Since its earliest formative years, the Indian novel has been preoccupied with the thematic of the nation, its formation, its articulation and its narration. Early novels like Bankim Chandra Chattopadhyay’s Anandamath, Tagore’s Home and the World and Raja Rao’s Kanthapura set the initial trends in the modes of allegorizing the Indian nation. Along its long trajectory, over the twentieth century, the literary form managed to permeate almost all the languages of the Indian subcontinent, picking up other thematics such as the anti-colonial struggle, gender, caste and class concerns, communal, regional and ethnic questions. Even while being ostensibly focused on these concerns and questions, the Indian novel in English remained largely centred around the ideations and elaborations of the Indian nation.

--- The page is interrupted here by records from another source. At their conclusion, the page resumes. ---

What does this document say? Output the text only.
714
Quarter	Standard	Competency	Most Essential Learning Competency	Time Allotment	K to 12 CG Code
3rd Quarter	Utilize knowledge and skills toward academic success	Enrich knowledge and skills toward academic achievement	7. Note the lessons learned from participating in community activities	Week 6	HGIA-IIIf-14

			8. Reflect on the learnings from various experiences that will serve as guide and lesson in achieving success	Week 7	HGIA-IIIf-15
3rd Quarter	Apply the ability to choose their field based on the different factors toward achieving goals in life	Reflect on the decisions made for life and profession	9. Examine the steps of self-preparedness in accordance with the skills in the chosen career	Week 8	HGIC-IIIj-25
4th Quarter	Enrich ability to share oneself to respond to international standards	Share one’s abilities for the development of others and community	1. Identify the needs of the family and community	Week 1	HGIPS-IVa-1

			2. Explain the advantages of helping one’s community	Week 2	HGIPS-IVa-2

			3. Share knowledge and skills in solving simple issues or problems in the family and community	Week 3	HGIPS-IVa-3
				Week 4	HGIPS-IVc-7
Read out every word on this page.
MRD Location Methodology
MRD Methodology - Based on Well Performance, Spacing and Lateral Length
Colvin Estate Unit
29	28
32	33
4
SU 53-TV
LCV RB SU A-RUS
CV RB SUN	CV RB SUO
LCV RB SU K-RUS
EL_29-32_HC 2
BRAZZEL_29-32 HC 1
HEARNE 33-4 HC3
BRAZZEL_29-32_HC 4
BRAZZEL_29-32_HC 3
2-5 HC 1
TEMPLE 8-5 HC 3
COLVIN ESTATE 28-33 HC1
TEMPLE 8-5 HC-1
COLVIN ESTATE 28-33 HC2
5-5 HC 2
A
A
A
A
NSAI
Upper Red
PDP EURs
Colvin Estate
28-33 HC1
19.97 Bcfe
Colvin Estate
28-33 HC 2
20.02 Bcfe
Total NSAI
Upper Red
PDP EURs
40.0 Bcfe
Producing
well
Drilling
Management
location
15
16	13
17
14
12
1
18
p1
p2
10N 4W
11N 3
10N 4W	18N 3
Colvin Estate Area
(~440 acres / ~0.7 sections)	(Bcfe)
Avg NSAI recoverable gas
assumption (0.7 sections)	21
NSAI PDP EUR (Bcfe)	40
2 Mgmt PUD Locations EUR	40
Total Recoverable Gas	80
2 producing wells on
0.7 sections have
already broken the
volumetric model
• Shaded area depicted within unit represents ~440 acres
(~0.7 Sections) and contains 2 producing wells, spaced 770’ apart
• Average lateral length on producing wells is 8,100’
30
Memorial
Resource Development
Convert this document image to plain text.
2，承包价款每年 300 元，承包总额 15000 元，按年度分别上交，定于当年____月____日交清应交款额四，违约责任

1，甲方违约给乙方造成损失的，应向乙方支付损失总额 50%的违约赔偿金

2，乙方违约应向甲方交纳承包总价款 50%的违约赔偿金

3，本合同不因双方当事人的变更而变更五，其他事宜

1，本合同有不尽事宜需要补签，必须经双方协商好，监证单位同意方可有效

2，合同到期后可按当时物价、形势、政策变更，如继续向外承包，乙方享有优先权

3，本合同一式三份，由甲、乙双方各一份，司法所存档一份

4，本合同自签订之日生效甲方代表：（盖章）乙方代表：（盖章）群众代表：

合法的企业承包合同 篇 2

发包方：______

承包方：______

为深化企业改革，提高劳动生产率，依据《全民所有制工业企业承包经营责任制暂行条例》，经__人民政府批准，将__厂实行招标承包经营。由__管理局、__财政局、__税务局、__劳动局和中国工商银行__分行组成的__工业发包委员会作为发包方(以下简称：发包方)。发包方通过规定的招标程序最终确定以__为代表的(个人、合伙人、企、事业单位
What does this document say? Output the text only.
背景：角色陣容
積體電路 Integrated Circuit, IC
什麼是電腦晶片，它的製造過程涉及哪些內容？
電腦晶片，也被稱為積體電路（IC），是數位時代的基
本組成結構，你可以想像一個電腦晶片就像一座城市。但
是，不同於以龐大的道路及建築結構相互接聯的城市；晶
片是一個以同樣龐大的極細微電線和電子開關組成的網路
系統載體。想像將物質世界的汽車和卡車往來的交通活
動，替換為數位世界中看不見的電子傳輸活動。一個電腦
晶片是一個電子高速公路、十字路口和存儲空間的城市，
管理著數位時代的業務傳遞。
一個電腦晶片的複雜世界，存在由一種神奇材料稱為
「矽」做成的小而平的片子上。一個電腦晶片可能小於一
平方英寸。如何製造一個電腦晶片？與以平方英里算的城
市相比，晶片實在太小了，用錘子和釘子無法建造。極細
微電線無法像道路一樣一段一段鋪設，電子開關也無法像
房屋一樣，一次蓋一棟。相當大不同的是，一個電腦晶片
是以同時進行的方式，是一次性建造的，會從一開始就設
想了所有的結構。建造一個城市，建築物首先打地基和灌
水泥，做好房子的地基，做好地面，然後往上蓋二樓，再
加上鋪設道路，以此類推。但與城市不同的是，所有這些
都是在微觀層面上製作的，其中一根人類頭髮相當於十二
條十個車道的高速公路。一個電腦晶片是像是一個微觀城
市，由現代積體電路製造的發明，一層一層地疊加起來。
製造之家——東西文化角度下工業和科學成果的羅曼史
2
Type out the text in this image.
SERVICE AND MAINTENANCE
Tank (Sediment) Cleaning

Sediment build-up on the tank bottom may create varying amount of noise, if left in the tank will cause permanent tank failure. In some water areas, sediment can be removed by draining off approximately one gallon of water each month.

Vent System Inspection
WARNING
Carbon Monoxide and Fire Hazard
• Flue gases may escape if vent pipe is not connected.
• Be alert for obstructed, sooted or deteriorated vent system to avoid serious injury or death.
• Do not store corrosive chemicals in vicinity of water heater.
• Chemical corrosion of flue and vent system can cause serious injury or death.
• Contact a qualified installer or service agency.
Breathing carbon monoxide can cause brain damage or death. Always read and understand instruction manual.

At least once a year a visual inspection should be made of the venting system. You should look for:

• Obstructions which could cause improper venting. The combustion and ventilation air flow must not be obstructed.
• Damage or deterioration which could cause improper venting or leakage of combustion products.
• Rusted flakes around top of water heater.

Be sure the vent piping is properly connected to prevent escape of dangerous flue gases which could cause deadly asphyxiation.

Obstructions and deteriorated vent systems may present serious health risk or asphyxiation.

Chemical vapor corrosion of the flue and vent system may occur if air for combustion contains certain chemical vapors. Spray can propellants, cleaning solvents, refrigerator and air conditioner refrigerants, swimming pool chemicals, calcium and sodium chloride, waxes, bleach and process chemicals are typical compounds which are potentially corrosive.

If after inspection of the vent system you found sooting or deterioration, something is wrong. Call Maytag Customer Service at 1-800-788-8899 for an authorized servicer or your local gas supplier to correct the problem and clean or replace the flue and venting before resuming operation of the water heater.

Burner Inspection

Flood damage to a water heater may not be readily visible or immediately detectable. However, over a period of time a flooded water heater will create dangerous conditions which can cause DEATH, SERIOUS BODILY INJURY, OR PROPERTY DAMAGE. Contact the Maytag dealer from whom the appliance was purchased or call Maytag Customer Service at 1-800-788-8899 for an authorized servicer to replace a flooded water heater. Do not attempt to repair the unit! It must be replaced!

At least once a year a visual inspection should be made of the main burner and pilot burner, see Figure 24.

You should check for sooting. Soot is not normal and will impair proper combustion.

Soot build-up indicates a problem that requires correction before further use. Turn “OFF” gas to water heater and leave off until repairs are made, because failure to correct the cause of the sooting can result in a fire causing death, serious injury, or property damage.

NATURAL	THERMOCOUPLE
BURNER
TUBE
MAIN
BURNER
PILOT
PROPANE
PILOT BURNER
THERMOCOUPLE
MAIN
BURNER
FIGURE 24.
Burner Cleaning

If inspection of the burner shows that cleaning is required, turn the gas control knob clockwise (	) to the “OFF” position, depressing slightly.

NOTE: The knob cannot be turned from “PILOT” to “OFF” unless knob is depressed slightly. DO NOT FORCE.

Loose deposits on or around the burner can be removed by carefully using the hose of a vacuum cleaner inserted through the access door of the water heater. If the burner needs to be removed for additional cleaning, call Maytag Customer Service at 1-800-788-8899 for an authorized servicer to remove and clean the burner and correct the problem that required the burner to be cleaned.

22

As the first nation-republic, installed in 1950, began to transform, irrevocably, in 1991 under global and domestic imperatives, the corollary cultural impacts and their cultural products, such as the Indian novel, were also bound to transform. The Indian nation emerged anew as an interesting subject where writers from various social, political and economic groups vied with each other to present and represent the ‘real’ and the ‘imaginary’ India. In other words, the post-1991 India which laid the foundations of twenty-first century India produced a newer version of the Jamesonian ‘national allegory’, as much as it had been produced pre- and post-1947. It is this post-1991 ‘national allegory’ that the proposed conference aims to investigate. Understanding the manners in which the post-1991 Indian novel addresses the issues and questions of Indian representations (to the home and the world), both from nationalist and decolonial as well as postcolonial points of departure is to form the anchor of the conference. To this end, the conference invites scholarly research papers in English on how the nation has been discussed, imagined, represented and narrated in the works of English language writers located within or outside India. Therefore, without placing a limitation, it is encouraged to bring the works of such writers to the fore who have followed the generation of Salman Rushdie, Amitav Ghosh, VS Naipaul, Vikram Seth, Rohinton Mistry, Jhumpa Lahiri and such others. This may include Arvind Adiga, Chetan Bhagat, Jeet Thayil, Amish Tripathi, Ashwin Sanghi, Manu Joseph and their contemporaries. The papers may include but may not be limited to the following topics:
Indian nation in the Indian novel in the twenty first century
Neo-nationalism/national self-assertion in the Indian novel
Postcolonialism versus decolonialism in the Indian novel
Return the white western gaze in the twenty-first century
Cognising neo-orientalisms and neo-imperialisms
Indian literary subjectivity in the twenty-first century
Abstracts of 300-350 words along with a brief bionote may be sent to zhceengconference@gmail.com by 18th February 2024.
The acceptance will be notified by 21st February 2024. Full papers may be submitted up to 5 days prior to the conference.
Registration fee and the payment process will be shared upon acceptance.